Suddenly tongue-tied, Ariadne tried to find the right words. Why
she come? “I thought—oh, how much longer are you going to go on avoiding me?”
A thick eyebrow went up. “Who said I was avoiding you?”
“You’ve hardly spoken to me since yelling at me over that affair of your father’s message.”
“And you’ve come to apologize?”
He had to nerve to demand that
apologize? “I most certainly haven’t.”
“Then if you don’t mind.”
This wasn’t going well at all. Ariadne thrust out her hand just as he started to close the door. “Wait! I thought you might like—that is, if you’re still speaking to me—to go out. I’ll be visiting my great-grandmother in a few days. She lives in Archanes, not far from here. Perhaps you’d like to come with me?”
At least he didn’t slam the door on her fingers. “Archanes is outside Knossos. I thought I was confined here.”
“You’ve been out before, with an escort. We’ll travel by chariot, with two men to drive and supervise us. Even a High Priestess can’t travel alone.”
Taranos made a face. “I can drive my own chariot.”
Must he always be so difficult? Ariadne would let him argue with the escort when the time came. “You’ll like my great-grandmother. She manages her own farm. She’s seventy-nine now, but she can still shear her own sheep.”
Opening the door again, he stood aside. “Do you want to come in?”
She’d never been inside the Sacred King’s apartments. Taranos occupied two windowless rooms lit by oil lamps.

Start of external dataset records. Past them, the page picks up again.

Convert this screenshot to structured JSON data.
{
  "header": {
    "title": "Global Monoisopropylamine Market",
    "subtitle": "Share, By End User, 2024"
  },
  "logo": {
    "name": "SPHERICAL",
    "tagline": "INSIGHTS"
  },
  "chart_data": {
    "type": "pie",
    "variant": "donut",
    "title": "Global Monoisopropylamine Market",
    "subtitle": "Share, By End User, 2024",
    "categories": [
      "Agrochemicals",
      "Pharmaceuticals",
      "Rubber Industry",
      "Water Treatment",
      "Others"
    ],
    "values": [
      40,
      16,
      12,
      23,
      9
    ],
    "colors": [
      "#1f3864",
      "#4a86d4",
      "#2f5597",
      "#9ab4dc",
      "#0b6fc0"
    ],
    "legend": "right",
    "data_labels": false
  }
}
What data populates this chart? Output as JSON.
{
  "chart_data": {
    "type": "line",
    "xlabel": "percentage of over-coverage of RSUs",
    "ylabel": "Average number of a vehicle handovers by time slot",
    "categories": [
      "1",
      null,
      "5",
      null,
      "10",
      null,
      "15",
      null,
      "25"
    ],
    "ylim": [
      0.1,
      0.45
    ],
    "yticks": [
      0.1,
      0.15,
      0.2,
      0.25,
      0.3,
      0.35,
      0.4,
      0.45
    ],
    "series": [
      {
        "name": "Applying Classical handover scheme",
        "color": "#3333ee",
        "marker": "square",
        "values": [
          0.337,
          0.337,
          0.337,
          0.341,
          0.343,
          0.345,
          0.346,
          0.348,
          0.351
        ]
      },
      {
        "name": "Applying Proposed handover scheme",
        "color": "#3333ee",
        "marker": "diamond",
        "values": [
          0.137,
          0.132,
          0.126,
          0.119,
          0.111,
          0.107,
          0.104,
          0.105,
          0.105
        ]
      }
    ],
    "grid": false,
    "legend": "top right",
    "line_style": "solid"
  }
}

In the smoky light, Ariadne saw simple, well-made furniture. A novice of Poseidon came twice daily to clean and air out the place; Ariadne certainly didn’t see Taranos making his own bed or washing his own vessels.
Taranos’s sitting room was as narrow as hers. A multi-colored curtain screened the sleeping chamber from casual view. Against one wall stood a table on which he had arranged his personal possessions. A boar tusk helmet sat beside a sheathed, silver-studded sword. A wooden figure-of-eight shield covered in cowhide stood almost as tall as she was. A bronze-tipped spear leaned against the wall. “Are these all yours?”
“Yes, they’re mine.” Pride filled out every word. “I made the helmet and shield myself.”
These signs of his warlike upbringing intimidated her. “And you’ve…used them?”